The promo sees Big B warmly welcoming Colonel Sofiya Qureshi of the Indian Army, Wing Commander Vyomika Singh of the Indian Air Force and Commander Prerna Deosthalee of the Indian Navy to the hot seat.
They’re in full uniform, recounting the May airstrikes on six sites in Pakistan, including Sialkot, Bahawalpur and Azad Jammu and Kashmir, as part of India’s Operation Sindoor launched in response to the deadly Pahalgam attack for which India blames Pakistan — an accusation Pakistan has repeatedly denied.
“Pakistan had been doing this for years. A response was necessary, which is why Operation Sindoor was planned,” said Qureshi with dramatic flair. “From 1:05am to 1:30am, we ended their game,” added Singh, according to The Indian Express. Deosthalee assured viewers that “targets were destroyed and no civilians were harmed,” before Qureshi closed with the punchline: “This is a new India, with a new mindset.”
The audience answered with chants of “Bharat Mata Ki Jai” (Hail mother India).
Missing from the promo, of course, is Pakistan’s side of the story. According to the ISPR, the strikes killed 31 people and injured 57, including women and children. Pakistan not only denied involvement in the Pahalgam attack but also condemned the violation of its sovereignty. The ISPR said it shot down 25 Indian drones in the wake of the strikes, and celebrities here slammed the loss of civilian life and the insensitivity of celebrating it on TV and social media.
The backlash to the promo in India has been loud.
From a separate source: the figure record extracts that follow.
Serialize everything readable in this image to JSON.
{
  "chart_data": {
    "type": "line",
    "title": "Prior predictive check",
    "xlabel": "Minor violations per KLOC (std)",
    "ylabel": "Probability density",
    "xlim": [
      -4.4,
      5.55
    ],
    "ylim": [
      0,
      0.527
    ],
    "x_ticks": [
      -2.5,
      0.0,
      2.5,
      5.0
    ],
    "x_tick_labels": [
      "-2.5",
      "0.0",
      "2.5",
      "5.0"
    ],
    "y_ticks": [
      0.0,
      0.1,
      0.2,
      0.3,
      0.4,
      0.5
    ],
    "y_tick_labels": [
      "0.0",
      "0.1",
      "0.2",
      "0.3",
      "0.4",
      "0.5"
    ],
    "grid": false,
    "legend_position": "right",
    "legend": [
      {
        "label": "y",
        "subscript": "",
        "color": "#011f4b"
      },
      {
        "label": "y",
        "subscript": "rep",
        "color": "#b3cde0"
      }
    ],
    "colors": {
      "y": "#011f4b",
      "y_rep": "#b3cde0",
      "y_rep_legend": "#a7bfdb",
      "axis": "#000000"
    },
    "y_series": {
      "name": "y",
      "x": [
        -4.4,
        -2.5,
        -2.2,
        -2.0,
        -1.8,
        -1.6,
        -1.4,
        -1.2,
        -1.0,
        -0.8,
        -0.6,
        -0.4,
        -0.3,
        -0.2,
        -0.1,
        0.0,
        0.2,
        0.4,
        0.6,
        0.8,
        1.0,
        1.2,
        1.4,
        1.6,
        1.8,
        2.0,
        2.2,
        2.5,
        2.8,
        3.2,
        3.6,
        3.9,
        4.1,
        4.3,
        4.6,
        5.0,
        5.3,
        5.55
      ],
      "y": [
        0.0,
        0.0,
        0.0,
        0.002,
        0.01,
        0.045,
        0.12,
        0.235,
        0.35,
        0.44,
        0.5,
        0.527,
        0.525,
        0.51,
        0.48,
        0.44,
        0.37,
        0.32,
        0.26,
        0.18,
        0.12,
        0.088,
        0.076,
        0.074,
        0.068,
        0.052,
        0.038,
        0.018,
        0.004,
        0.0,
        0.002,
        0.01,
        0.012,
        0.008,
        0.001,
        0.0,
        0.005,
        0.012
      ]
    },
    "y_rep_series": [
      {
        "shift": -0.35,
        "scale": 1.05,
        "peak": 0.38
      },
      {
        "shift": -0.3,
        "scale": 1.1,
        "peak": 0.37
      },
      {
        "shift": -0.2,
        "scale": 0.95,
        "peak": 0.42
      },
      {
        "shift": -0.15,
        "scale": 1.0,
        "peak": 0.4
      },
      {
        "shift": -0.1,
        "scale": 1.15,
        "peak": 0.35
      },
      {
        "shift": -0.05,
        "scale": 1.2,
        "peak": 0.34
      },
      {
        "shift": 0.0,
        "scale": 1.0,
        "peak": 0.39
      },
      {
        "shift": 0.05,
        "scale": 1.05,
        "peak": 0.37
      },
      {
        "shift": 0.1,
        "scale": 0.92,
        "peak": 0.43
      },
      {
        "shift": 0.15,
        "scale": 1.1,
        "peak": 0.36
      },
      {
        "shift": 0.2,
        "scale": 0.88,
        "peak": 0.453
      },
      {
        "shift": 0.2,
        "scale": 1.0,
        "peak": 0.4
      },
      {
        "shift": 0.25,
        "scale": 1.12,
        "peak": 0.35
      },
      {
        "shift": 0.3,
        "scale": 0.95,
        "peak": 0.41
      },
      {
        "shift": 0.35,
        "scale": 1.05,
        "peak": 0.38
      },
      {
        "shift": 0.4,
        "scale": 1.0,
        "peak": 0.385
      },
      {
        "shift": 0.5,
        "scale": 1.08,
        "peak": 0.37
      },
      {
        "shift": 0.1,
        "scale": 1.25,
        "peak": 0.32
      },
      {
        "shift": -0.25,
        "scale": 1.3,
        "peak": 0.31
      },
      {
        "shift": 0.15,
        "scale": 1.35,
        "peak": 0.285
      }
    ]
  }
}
Many questioned why serving officers were appearing in uniform on a quiz show and whether this was in line with military rules.
Others accused the Modi government of using the armed forces as props, turning the country’s most recognisable TV stage into another platform for political messaging.
“This BJP-led GOI has managed to ruin everything this country took real pride in,” one X user wrote. Another called it “beyond cringe”.
Others saw it as tokenism dressed up as empowerment. “Why is the Defence Ministry permitting this?” one poster asked. Another suggested the women had little to do with the operation itself — “save reading out notes given to them” — and accused the government of selling “imaginary victories” 90 days after the fact.
The show’s decision to air the episode on August 15 leaves little doubt about its symbolic timing, just as the Modi regime leans harder into anti-Pakistan sentiment to cement its nationalist narrative.
As a political move, it’s quite funny and, as many critics have called it, “cringe”. Why in the world are we seeing serving military officers on a game show to defend the armed forces’ actions?
For years, Kaun Banega Crorepati stood apart from the noise of politics — a quiz show where knowledge was the star, not the state. Now, it’s a reminder that under the current climate, even cultural spaces that once crossed borders with ease can be pulled into the service of power.
The battlefield may be hundreds of miles away, but in Modi’s India, propaganda finds its prime-time slot.